Save Whitney Park: Sign Your Name to a Petition to Governor Cuomo!

Sign our Petition Today

For more than 50 years, the 36,000-acre Whitney Park has been the top land protection priority in New York State. The tract is now for sale. The landowner says he’s selling for the top price and wants to make a deal soon. This land needs to be purchased by the State of New York and added to the public Forest Preserve. The Forest Preserve is the people’s land in New York, open and freely accessible to everybody. Whitney Park should be purchased by the state and added to the Forest Preserve.

Click here to sign a petition urging Andrew Cuomo to protect Whitney Park.

We need your help to save Whitney Park and protect and uphold the values of the public Forest Preserve. Please sign onto the petition below.

The 6-million-acre Adirondack Park in northern New York is a land of mountains, deep forests, wild rivers, and beautiful lake and ponds. The Adirondack Park is a mixture of public and private lands. The 2.6-million-acre public Forest Preserve is the heart and soul of the Adirondacks. It’s what makes the Adirondacks a special and an altogether different place from any other parts of the eastern U.S.

For years, the State of New York has purchased private lands from willing sellers within the Adirondack Park to add to the public Forest Preserve. Over the past 125 years, the “forever wild” Forest Preserve has grown and expanded through a multi-generational and bipartisan commitment to create a wild Adirondack Park as a place with abundant waters and woods that are accessible and available to everybody so that current and future generations are guaranteed the opportunity to experience wild nature. That is the dream of the Forest Preserve.

It’s critical for the future of the Adirondack Park that Whitney Park is protected and added to the public Forest Preserve. New York Governor Andrew Cuomo needs to hear from people across New York and beyond that we must save Whitney Park by making it part of the Forest Preserve.

Click here to sign a petition urging Andrew Cuomo to protect Whitney Park.

A Landscape of Forests, Lakes and Ponds

Whitney Park could be a paddling paradise for people in canoes and kayaks. Whitney Park has 22 lakes and ponds and over 100 miles of undeveloped shorelines. The property has been well-managed for more than 100 years. The property was part of a holding of more than 100,000 acres in the decades after the Civil War, but sold large tracts to a timber company and to the State of New York in the 20th century. There are two private inholdings totaling over 400 acres with shoreline frontage on Forked Lake and Plumley Pond at the south end of the property.

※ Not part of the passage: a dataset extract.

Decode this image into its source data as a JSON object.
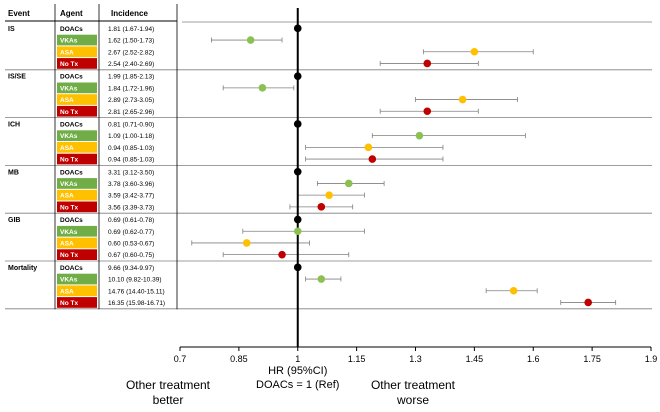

In the 19th century, the lakes and ponds of the Whitney tract were popular as important links in historic canoe routes that were open to the public for decades. Little Forked Lake, Salmon Lake, Moose Pond, Flat Fish Pond, Slim Pond, and Stony Pond, among others, were parts of popular canoe routes documented and written about by George Washington Sears under the pen name “Nessmuk”. If purchased for the public Forest Preserve, these canoe trails from Little Tupper Lake to Stony Pond and Slim Pond could once again be opened to the public. Additionally, the historic canoe route from Little Tupper Lake to Rock Lake to Little Salmon Lake to Salmon Lake could be recreated and opened to the public more than 100 years after it was closed off.

The Whitney lands are bordered by the William C. Whitney Wilderness Area on its northern boundary. The majority of Whitney lands border public Forest Preserve on its south and east.

 

Forked Lake pictured on the right, stretches across the south end of the Whitney tract. There is a public campground on Forked Lake. Plumley Pond, part of the Whitney lands, is pictured on the left. Two private inholdings totaling over 400 acres exist on Forked Lake and Plumley Pond, outside of the Whitney lands.

Moose Pond is a beautiful and undeveloped pond in the southeast corner of the Whitney tract. This pond is noted for its islands and complex wetland systems associated with the pond.

Salmon Lake, pictured above, is in many ways the crown jewel of the Whitney lands. This lake stands at the north end of the tract and borders the William C. Whitney Wilderness Lands, which are part of the public Forest Preserve.